Works with Claude Code, Cursor, or anything MCP-compatible. Your agent gets provenant_ask, provenant_search, provenant_context, and provenant_risk as native tools. It stops grepping. It starts reading the wiki.

⭐ GitHub: github.com/shreyashsharma/provenant

What's Next

Scale self-healing across all 12 repos (not just Django)
SWE-bench end-to-end: patch generation, not just retrieval
Figure out when HyDE helps vs hurts on different repo types
Paper: "Provenant: Attribution-Guided Wiki Indexing for Repository-Level AI Coding Agents" — submitted to IEEE ICAITPR 2026, under review

The retrieval problem in AI coding tools is real and under-measured. BM25 on raw source code is the floor, not the ceiling.

If you try Provenant on your repo, I'm especially interested in two numbers:

How many tokens your agent was reading before — run with a token counter on your current setup, then compare
Whether the retrieved wiki pages match the files you would have opened manually — that's the real test, independent of benchmarks

Those two data points are more honest than any eval I can run on my own repos. Happy to compare notes.

Benchmarked with DeepSeek-V3.2 · nomic-embed-text-v1.5 · SWE-bench Verified (500 tasks) · 12 Python OSS repos

Top comments (2)

Harjot Singh • May 31

The 69,000-tokens-to-use-3-files breakdown is the quiet waste tax on every coding agent, and you're right that it's the same BM25-on-raw-source shape from 2009 wearing an AI hat. Two costs hide in it: the obvious one (you pay for 66k tokens of noise) and the sneaky one (that noise actively degrades the answer, because the model now has to find the signal in a haystack you handed it, and it sometimes anchors on the wrong file). So it's not just cheaper to retrieve precisely, it's better. The vocabulary-gap point is the real root cause, you ask in intent (how does auth work) and grep matches on tokens (the literal string auth), so keyword search structurally can't bridge intent-to-implementation. That's exactly where semantic + structural retrieval earns its 65x. The principle I keep is: the retrieval layer should do the filtering so only the relevant slice ever reaches the model, raw bulk stays out of the window. That context-discipline is core to how I build in Moonshift. Is Provenant leaning on embeddings, AST/structural understanding, or both to close the vocabulary gap?

Shreyash • Jun 2

Exactly. The hidden cost is not just wasted tokens. Noise can make the model anchor on the wrong file and still produce a plausible answer.

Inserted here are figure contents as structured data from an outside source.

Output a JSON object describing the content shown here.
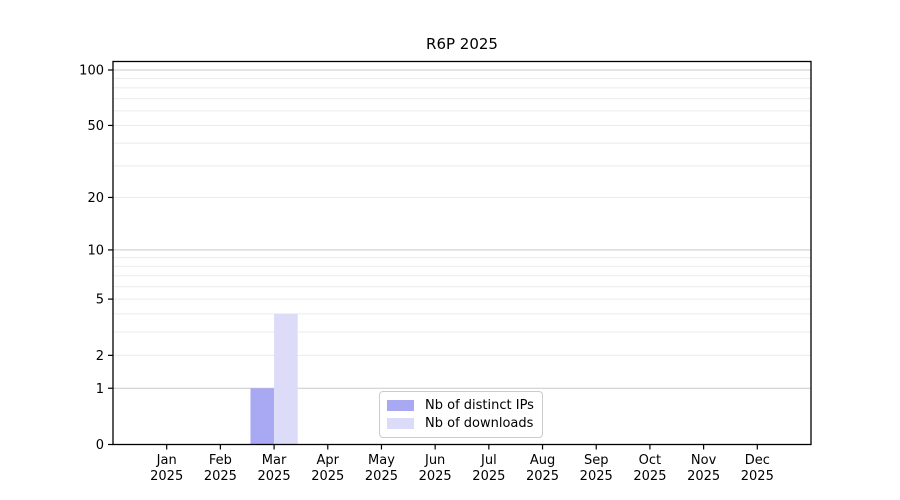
{
  "chart_data": {
    "type": "bar",
    "title": "R6P 2025",
    "year_label": "2025",
    "categories": [
      "Jan",
      "Feb",
      "Mar",
      "Apr",
      "May",
      "Jun",
      "Jul",
      "Aug",
      "Sep",
      "Oct",
      "Nov",
      "Dec"
    ],
    "series": [
      {
        "name": "Nb of distinct IPs",
        "color": "#a9a9f3",
        "values": [
          0,
          0,
          1,
          0,
          0,
          0,
          0,
          0,
          0,
          0,
          0,
          0
        ]
      },
      {
        "name": "Nb of downloads",
        "color": "#dcdcf8",
        "values": [
          0,
          0,
          4,
          0,
          0,
          0,
          0,
          0,
          0,
          0,
          0,
          0
        ]
      }
    ],
    "y_axis": {
      "scale": "log10(1+x)",
      "tick_values": [
        0,
        1,
        2,
        5,
        10,
        20,
        50,
        100
      ],
      "tick_labels": [
        "0",
        "1",
        "2",
        "5",
        "10",
        "20",
        "50",
        "100"
      ],
      "major_gridlines": [
        1,
        10,
        100
      ],
      "minor_gridlines": [
        2,
        3,
        4,
        5,
        6,
        7,
        8,
        9,
        20,
        30,
        40,
        50,
        60,
        70,
        80,
        90
      ],
      "range_top_value": 110
    },
    "x_axis": {
      "label_line2": "2025"
    },
    "legend": {
      "position": "inside-bottom-center"
    },
    "colors": {
      "grid_major": "#c9c9c9",
      "grid_minor": "#ebebeb",
      "axis": "#000000",
      "background": "#ffffff"
    },
    "grid": true
  }
}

That is why I track attribution confidence: cited pages / retrieved pages. In my Django eval, it correlated with answer quality at r = 0.415 across 20 questions.

Provenant closes most of the vocabulary gap at index time:

AST → prose wiki → BM25

tree-sitter extracts symbols, imports, and call relationships. An LLM turns that into natural-language wiki pages, and BM25 searches those instead of raw code.

Embeddings are only a fallback for the small set of queries where wiki vocabulary still misses intent.

How does Moonshift handle it: pre-LLM filtering or query-time ranking?